Church of England to have women bishops14 Jul 2014 By Sam Setchell
The General Synod of the Church of England has today given its final approval for women to become bishops in the Church of England.
The vote in the General Synod on the measure was carried by the required two-thirds majority in the three constituent parts of the Synod: the House of Bishops, the House of Clergy and the House of Laity.
The voting results were as follows:
House of Bishops: Yes 37 No 2 Abstentions 1
House of Clergy: Yes 162 No 25 Abstentions 4
House of Laity: Yes 152 No 45 Abstentions 5
This means the first woman bishop could potentially be appointed by the end of the year.
Today's vote comes 18 months after the proposal was last voted upon in November 2012 when the proposal failed to achieve the required two thirds majority in the House of Laity.
Bishop John said: "I am delighted by today's vote, which means that the first women bishops will be ordained very soon. The atmosphere of the debate was gracious and godly. After the disastrous vote of November 2012, it was a wonderful turnaround: it reminded me that God is able to turn anything around, just as He brought resurrection out of the crucifixion. What struck me most forcibly was the way in which pretty much everyone - even those who have conscientious objections to women becoming bishops - signalled their determination to stick together and go forward in trust."The Archbishop of Canterbury, Justin Welby, said:
"Today is the completion of what was begun over 20 years with the ordination of women as priests. I am delighted with today's result. Today marks the start of a great adventure of seeking mutual flourishing while still, in some cases disagreeing.
The challenge for us will be for the church to model good disagreement and to continue to demonstrate love for those who disagree on theological grounds. Very few institutions achieve this, but if we manage this we will be living our more fully the call of Jesus Christ to love one another. As delighted as I am for the outcome of this vote I am also mindful of those within the Church for whom the result will be difficult and a cause of sorrow.
My aim, and I believe the aim of the whole church, should be to be able to offer a place of welcome and growth for all. Today is a time of blessing and gift from God and thus of generosity. It is not winner take all, but in love a time for the family to move on together."The legislation approved today includes a House of Bishops declaration, underpinned by five guiding principles and a disputes resolution procedure. Following the vote on the measure which enables women to become Bishops, the Synod voted on enabling legislation (Canon) and also rescinded existing legislation (Act of Synod) as part of a package of measures being proposed.

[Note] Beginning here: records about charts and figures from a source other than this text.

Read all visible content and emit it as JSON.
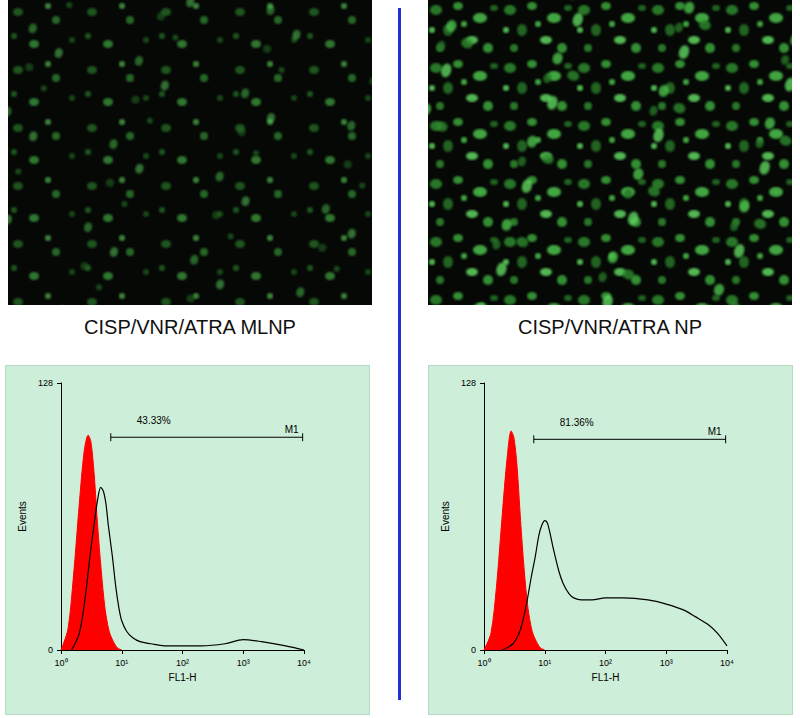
{
  "chart_data": [
    {
      "type": "line",
      "title": "CISP/VNR/ATRA MLNP",
      "x_label": "FL1-H",
      "y_label": "Events",
      "log": "x",
      "grid": false,
      "xlim": [
        1,
        10000
      ],
      "xticks": [
        {
          "value": 1,
          "label": "10⁰"
        },
        {
          "value": 10,
          "label": "10¹"
        },
        {
          "value": 100,
          "label": "10²"
        },
        {
          "value": 1000,
          "label": "10³"
        },
        {
          "value": 10000,
          "label": "10⁴"
        }
      ],
      "ylim": [
        0,
        128
      ],
      "yticks": [
        0,
        128
      ],
      "series": [
        {
          "type": "area",
          "color": "#ff0000",
          "x": [
            1,
            1.3,
            1.6,
            2,
            2.4,
            2.8,
            3.1,
            3.5,
            4,
            4.6,
            5.3,
            6.2,
            7.3,
            8.5,
            10
          ],
          "values": [
            0,
            10,
            35,
            70,
            95,
            103,
            100,
            85,
            60,
            38,
            20,
            9,
            4,
            1,
            0
          ]
        },
        {
          "type": "line",
          "color": "#000000",
          "x": [
            1.5,
            2,
            2.5,
            3,
            3.5,
            4,
            4.5,
            5,
            5.5,
            6,
            7,
            8,
            9,
            10,
            12,
            15,
            20,
            30,
            50,
            100,
            200,
            500,
            1000,
            2000,
            5000,
            10000
          ],
          "values": [
            0,
            8,
            25,
            45,
            60,
            72,
            78,
            76,
            70,
            60,
            45,
            30,
            20,
            14,
            9,
            6,
            4,
            3,
            2,
            2,
            2,
            3,
            5,
            4,
            2,
            0
          ]
        }
      ],
      "gate": {
        "label": "M1",
        "x": [
          6.6,
          9500
        ],
        "y": 102,
        "text": "43.33%"
      }
    },
    {
      "type": "line",
      "title": "CISP/VNR/ATRA NP",
      "x_label": "FL1-H",
      "y_label": "Events",
      "log": "x",
      "grid": false,
      "xlim": [
        1,
        10000
      ],
      "xticks": [
        {
          "value": 1,
          "label": "10⁰"
        },
        {
          "value": 10,
          "label": "10¹"
        },
        {
          "value": 100,
          "label": "10²"
        },
        {
          "value": 1000,
          "label": "10³"
        },
        {
          "value": 10000,
          "label": "10⁴"
        }
      ],
      "ylim": [
        0,
        128
      ],
      "yticks": [
        0,
        128
      ],
      "series": [
        {
          "type": "area",
          "color": "#ff0000",
          "x": [
            1,
            1.3,
            1.6,
            2,
            2.4,
            2.8,
            3.1,
            3.5,
            4,
            4.6,
            5.3,
            6.2,
            7.3,
            8.5,
            10
          ],
          "values": [
            0,
            8,
            30,
            65,
            92,
            105,
            102,
            88,
            62,
            38,
            20,
            9,
            4,
            1,
            0
          ]
        },
        {
          "type": "line",
          "color": "#000000",
          "x": [
            2,
            3,
            4,
            5,
            6,
            7,
            8,
            9,
            10,
            11,
            12,
            14,
            17,
            20,
            25,
            30,
            40,
            60,
            100,
            200,
            500,
            1000,
            2000,
            3000,
            5000,
            7000,
            10000
          ],
          "values": [
            0,
            3,
            10,
            22,
            35,
            45,
            55,
            60,
            62,
            61,
            57,
            48,
            38,
            32,
            27,
            25,
            24,
            24,
            25,
            25,
            24,
            22,
            19,
            16,
            12,
            8,
            2
          ]
        }
      ],
      "gate": {
        "label": "M1",
        "x": [
          6.6,
          9500
        ],
        "y": 101,
        "text": "81.36%"
      }
    }
  ]
}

Following today's vote the measure moves to the Legislative Committee of General Synod and then to the Ecclesiastical Committee of the Houses of Parliament where the legislation will be considered. Subject to Parliamentary approval the measure will return to the General Synod in November of this year where it will come into force after its promulgation (legal formal announcement).
Today's vote follows a process which began at the 2013 July Synod which created a steering committee on women bishops, chaired by the Bishop of Rochester James Langstaff, with a mandate to draw up a package of new proposals. Bishop James opened the debate on behalf of the steering committee and responded to the debate urging synod members to vote for the proposals.